Erythropoietic protoporphyria, or EPP, is a very rare form of Porphyria, a group of diseases where chemicals called porphyrins accumulate in the blood. This accumulation can cause a range of symptoms from the severe, such as abdominal pain, vomiting, and even brain and nerve issues, to less acute symptoms, such as skin irritation.
In EPP, the primary symptom is an adverse reaction to sunlight. Individuals with EPP will complain of severe pain, burning and itching in exposed areas after as little as 30 minutes of exposure to sunlight. In some cases, the skin can become red, inflamed and swollen. While these symptoms can be extremely uncomfortable, the condition is rarely fatal and as such is classified as a “non-acute” form of porphyria.
Usually, EPP first presents during childhood and even infancy, but in most cases it initially presents after the onset of puberty when hormone levels change drastically. Again, possibly in connection with changes in hormone levels, some women who suffer from EPP will notice a diminishing of symptoms during menstruation and pregnancy.
What causes EPP?
EPP is considered a genetic disease, meaning individuals are born with the tendency to develop the condition. What exactly predisposes some people to this buildup of porphyrins is not known at this time. The disease was first described in 1953 and has been the source of much speculation ever since.
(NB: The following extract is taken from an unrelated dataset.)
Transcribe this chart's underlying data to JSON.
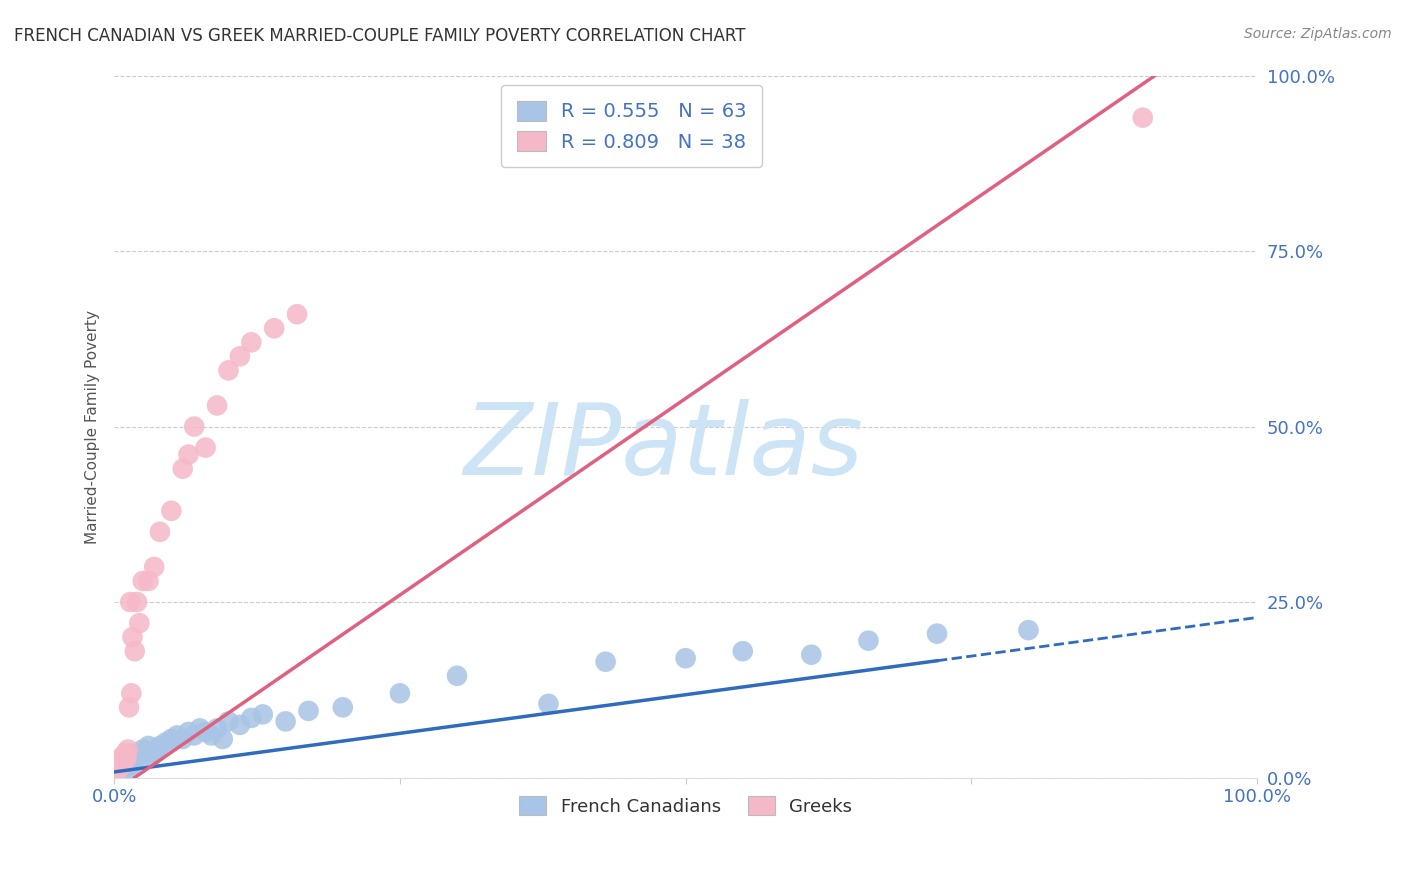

The unique trait of being so adversely affected by sunlight has led many to link this condition to tales of vampires and werewolves and the rarity of the condition has made it a subject of much curiosity, leading to it being featured in popular TV shows such as House, MD.
While EPP primarily affects the skin, there have been a small number of cases that involve toxic levels of porphyrins in the liver, which can ultimately lead to liver failure. This particular feature of EPP is so rare that it is still not understood and research into it is ongoing. As a result, most doctors recommend regular monitoring of liver function in all EPP patients.
Are there any treatments available currently?
Unfortunately, there is no cure for EPP and most of the usual topical skin treatments to alleviate itching, such as calamine lotion and antihistamine ointments, are not effective. The most highly recommended course of treatment is avoiding exposure to sunlight and fluorescent lights. Protective clothing and sunlight blocking screens on windows can all be used to limit damage to sensitive skin. Most sunscreens are not effective, although those with a zinc oxide base that reflect sunlight have been known to work.
In 2014, an Australian pharmaceutical company received authorization by the European Commission to market a drug called Scenesse for the prevention of phototoxicity in adult patients. Fortunately, EPP is considered one of the least severe forms of porphyria, although that fact is of little consolation to the individuals who suffer from this painful condition.